Venice Commission criticises Romanian rulers over disbanding SIIJ: hastily and without effect on issue

They messed up, according to the Venice Commission and to the opinion that was just published (read it here). A recap: on the 21st of January 2022, the Justice Ministry (led by Cătălin Predoiu) publishes online a legislative proposal for disbanding SIIJ (the section for investigating magistrates) We ask for a public debate, to show that what's written in the proposal is not ok. We also ask, on the first of February, not to play political games and treat the issue correctly, waiting for the opinion of the Commission, if they feel lost. But nope: on the 21st of February, 2022, MPs ticked a task which has been dragging on since the Dragnea era, fulfilling, apparently, a promise that PNL and USR had made in the election campaign: concretely, they voted in plenary the “rebranding” bill of the Special Section.

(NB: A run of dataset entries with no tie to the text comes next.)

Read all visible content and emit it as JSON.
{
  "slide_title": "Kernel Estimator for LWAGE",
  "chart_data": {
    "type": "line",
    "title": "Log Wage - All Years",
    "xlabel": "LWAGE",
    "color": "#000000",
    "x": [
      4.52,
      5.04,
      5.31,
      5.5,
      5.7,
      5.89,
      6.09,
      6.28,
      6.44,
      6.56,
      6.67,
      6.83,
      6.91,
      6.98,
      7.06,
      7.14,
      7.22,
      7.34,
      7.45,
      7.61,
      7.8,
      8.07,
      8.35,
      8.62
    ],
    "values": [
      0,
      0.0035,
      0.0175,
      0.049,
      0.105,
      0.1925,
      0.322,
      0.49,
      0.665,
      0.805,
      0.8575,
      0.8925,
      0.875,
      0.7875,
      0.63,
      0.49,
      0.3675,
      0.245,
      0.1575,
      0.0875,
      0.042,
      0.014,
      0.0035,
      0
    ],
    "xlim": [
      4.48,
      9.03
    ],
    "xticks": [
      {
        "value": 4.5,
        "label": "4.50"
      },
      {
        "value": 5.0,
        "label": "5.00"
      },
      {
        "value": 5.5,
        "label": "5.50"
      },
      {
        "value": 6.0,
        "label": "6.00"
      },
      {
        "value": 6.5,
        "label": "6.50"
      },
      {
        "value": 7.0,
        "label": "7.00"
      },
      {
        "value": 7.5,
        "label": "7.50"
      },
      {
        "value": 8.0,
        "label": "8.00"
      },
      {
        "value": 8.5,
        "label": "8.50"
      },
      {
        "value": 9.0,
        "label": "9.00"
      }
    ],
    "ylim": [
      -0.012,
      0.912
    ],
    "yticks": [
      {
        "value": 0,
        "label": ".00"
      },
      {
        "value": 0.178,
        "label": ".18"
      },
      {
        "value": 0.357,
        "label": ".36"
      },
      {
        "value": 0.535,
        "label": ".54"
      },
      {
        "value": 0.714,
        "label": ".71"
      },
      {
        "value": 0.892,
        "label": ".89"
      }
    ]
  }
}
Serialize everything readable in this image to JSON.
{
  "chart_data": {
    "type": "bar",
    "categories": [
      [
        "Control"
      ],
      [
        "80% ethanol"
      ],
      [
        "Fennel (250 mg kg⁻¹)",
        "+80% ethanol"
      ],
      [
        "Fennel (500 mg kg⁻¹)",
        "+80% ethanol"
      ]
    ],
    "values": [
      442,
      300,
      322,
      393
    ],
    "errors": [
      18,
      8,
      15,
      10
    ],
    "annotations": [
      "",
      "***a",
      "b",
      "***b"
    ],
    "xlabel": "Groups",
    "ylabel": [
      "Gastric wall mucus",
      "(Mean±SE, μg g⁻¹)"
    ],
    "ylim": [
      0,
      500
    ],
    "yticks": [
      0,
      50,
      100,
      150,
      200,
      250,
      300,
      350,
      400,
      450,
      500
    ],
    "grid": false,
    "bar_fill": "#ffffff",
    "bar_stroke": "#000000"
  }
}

What does the Commission say in the 11-page opinion, which contains 40 points? We list the last four, which are taken from the chapter "conclusions":

  1. The Venice Commission regrets the haste with which this controversial law on the abolition of the SIIJ passed through parliament and was enacted, which meant that the law was adopted before the Commission could give its opinion.
  2. The abolition of the SIIJ should not be an end in itself. The aim of the abolition of the SIIJ should be to ensure greater effectiveness in the investigation and prosecution of crimes - most importantly corruption - committed by judges and prosecutors. It is unlikely that a structure of non-specialized prosecutors in the prosecutor's offices attached to the Courts of Appeal and the High Court of Cassation and Justice will be more apt to investigate allegations of corruption of judges and prosecutors than the structure of the current specialized prosecutor's office - DNA. Given the relative autonomy of DNA and DIICOT and their functional independence, specialization, experience and technical means at their disposal, the Venice Commission regrets that, unlike the draft law it assessed in its previous 2021 opinion (project that would have restored the situation before the changes in 2018), the legislator did not restore the powers of these specialized prosecutor's offices. Accordingly, the Venice Commission recommends re-establishing the powers of these specialized prosecutor's offices to investigate and prosecute the offenses of judges and prosecutors falling within their jurisdiction.
  3. In addition, as pointed out in the 2021 opinion, the way the vexatious procedure is applied (in the case of complaints - often criminal complaints - made by private individuals against judges and prosecutors) needs to be urgently reformed. In addition, as an additional priority, the operational rules under which criminal prosecution cases may be removed from the competence of specialized prosecutor's offices if others are investigated together with magistrates need to be reviewed and / or additional safeguards need to be put in place to take such action. of files provided.
  4. Finally, if the law is maintained in its current form, the Venice Commission recommends that the SCM's prosecution section be given greater involvement in selecting prosecutors appointed to investigate crimes by judges and prosecutors, in order to comply with the law. the institutional design of the SCM, to provide for a competitive selection procedure and a clearer delimitation of some of the criteria for the appointment (and termination of this appointment) of the appointed prosecutors, as well as a longer appointment period.
  5. As the abolition of the SIIJ is only a first step in a broader package of reform measures, the Venice Commission encourages the Romanian authorities to continue this broader reform process and remains at the disposal of the Romanian authorities and Parliament for any further assistance. be necessary.

If you are familiar with these arguments of the Commission, you may have heard them heard by a section of civil society in which we are included. We don't know what to do now: maybe we should stop pretending that this sham of abolition is OK, maybe it's time for the rulers to take on this failure. How? By an honorary resignation of the Minister of Justice.